La BFE è la misura in percentuale dell’efficienza con cui una mascherina facciale filtra i batteri, confrontando la concentrazione batterica in ingresso con la concentrazione negli effluenti. Una percentuale più alta indica una maggiore efficienza di filtrazione (ad esempio un’efficienza di filtrazione del 95% indica che il 95% dei batteri aerosolizzati è stato trattenuto dalla mascherina, mentre il 5% è passato attraverso il materiale).

 

3. Efficienza di filtrazione del particolato 

Contribuisce a ridurre l’esposizione a particelle biologiche sospese nell’aria, polvere inorganica e detriti di chi la indossa.

Il PFE è la misura in percentuale dell’efficienza con cui una mascherina facciale filtra il particolato che passa attraverso la mascherina, confrontando la concentrazione del particolato in ingresso con la concentrazione negli effluenti.

 

4. Pressione differenziale

La pressione differenziale (Delta P) stabilisce l’affaticamento respiratorio durante l’utilizzo della mascherina e ne misura oggettivamente la traspirabilità. I valori sono espressi in una gamma da 1 a 5; più alto è il numero, più alti sono il PFE e il BFE.
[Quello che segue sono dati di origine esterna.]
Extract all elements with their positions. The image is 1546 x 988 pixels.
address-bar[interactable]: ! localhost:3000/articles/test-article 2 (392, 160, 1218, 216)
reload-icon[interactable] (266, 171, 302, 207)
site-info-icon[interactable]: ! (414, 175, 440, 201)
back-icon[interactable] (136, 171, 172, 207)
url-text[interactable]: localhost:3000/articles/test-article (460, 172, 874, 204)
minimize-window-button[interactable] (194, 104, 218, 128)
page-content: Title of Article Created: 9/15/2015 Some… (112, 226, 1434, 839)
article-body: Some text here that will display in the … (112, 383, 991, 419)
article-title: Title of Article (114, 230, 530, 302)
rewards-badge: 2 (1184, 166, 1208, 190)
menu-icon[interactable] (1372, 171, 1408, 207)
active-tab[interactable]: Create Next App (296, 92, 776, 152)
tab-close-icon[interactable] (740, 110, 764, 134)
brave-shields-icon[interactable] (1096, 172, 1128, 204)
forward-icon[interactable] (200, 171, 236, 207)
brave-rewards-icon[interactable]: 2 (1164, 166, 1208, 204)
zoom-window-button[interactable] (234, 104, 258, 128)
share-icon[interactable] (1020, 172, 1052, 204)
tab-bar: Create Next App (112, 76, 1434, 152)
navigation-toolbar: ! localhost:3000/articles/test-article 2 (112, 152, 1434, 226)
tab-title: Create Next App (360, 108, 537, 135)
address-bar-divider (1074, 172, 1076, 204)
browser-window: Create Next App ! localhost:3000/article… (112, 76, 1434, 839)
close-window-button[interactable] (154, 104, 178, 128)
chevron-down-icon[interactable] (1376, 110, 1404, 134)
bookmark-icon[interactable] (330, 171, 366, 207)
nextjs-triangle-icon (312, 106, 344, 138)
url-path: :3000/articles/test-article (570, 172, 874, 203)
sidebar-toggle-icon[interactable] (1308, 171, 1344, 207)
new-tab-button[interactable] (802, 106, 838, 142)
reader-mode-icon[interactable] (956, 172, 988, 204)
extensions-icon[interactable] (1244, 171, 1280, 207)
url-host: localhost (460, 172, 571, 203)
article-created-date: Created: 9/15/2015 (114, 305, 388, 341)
tabella livelli ASTM e EN 14683 mascherine

Mascherine, respiratori facciali e linee guida contro il Coronavirus

L’attuale diffusione del Coronavirus inciderà sulle modalità operative in ambito odontoiatrico e medicale. Nell’ottica di limitare limitare la generazione di aerosol durante la pratica odontoiatrica sarà necessario l’isolamento del campo operatorio tramite l’impiego della diga di gomma, in grado di minimizzare notevolmente la produzioni di aerosol contaminato da saliva e sangue nei casi in cui si utilizzino strumenti rotanti ad alta velocità (3).

È proprio la generazione e il tempo di esposizione al bioaerosol sono le variabili che devono essere valutate da medici e assistenti nella selezione della giusta protezione personale.

 

Fonti

(2) CDC-Interim U.S. Guidance for RiskAssessment and Public Health
Management of Healthcare Personnel with potentialExposure in a Healthcare
Setting to Patients with Coronavirus Disease (COVID-19)

(3) Xian Peng, XinXu, Yuqing Li, Lei Cheng, Xuedong Zhou and BiaoRen:
“Transmissionroutes of 2019-nCoV and controls in dentalpractice”-
Inernational Journal of Oral Science (2020) 12:9.